By Declan Butler
When the chikungunya virus hit the French Caribbean territories of Martinique and Guadeloupe in a 2013–15 epidemic, around half of the population fell ill. Few people died from the disease, which causes high fever and severe joint pain. But years after the infection, many of those affected still struggle to dress themselves, to grip objects and to close their fists, says Fabrice Simon, a chikungunya researcher at Laveran military teaching hospital in Marseille, France.
Advocates are attempting to accelerate the development of a vaccine for this disabling disease, which is endemic in the tropics and sub-tropics — regions that are home to some 1.3 billion people. Epidemiologists, vaccine developers and regulators are meeting in New Delhi on 5–6 February to review the latest data on vaccine candidates, and to consider how to get the promising ones to market.

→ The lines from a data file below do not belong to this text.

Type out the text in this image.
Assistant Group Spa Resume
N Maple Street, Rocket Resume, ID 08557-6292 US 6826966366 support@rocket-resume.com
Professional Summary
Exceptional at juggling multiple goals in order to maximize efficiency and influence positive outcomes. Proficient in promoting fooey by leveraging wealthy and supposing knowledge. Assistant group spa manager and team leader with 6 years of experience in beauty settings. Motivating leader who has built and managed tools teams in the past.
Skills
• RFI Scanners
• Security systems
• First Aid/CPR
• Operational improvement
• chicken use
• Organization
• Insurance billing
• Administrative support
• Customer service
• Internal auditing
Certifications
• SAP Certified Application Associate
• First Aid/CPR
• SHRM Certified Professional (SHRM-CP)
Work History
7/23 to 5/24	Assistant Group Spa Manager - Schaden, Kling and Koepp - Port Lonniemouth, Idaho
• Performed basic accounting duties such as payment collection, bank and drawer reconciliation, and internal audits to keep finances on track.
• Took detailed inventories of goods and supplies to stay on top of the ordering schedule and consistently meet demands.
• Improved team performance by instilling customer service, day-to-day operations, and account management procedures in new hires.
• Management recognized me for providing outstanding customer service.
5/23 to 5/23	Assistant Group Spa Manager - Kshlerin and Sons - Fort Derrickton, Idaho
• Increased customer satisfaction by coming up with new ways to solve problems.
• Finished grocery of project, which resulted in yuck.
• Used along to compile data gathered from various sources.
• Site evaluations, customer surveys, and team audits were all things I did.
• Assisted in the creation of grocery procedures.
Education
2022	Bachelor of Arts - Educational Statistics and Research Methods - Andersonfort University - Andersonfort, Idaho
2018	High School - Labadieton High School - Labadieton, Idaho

“The timing is right; there are promising vaccine candidates in the pipeline; what’s needed now is momentum,” says Johan Holst, a vaccine specialist at the Coalition for Epidemic Preparedness Innovations (CEPI) in Oslo, an influential body formally launched in 2017 to speed up the development of vaccines against epidemic threats. Its members include the Bill & Melinda Gates Foundation, the Wellcome Trust, the World Economic Forum, the European Commission and several governments, including those of Germany and Japan.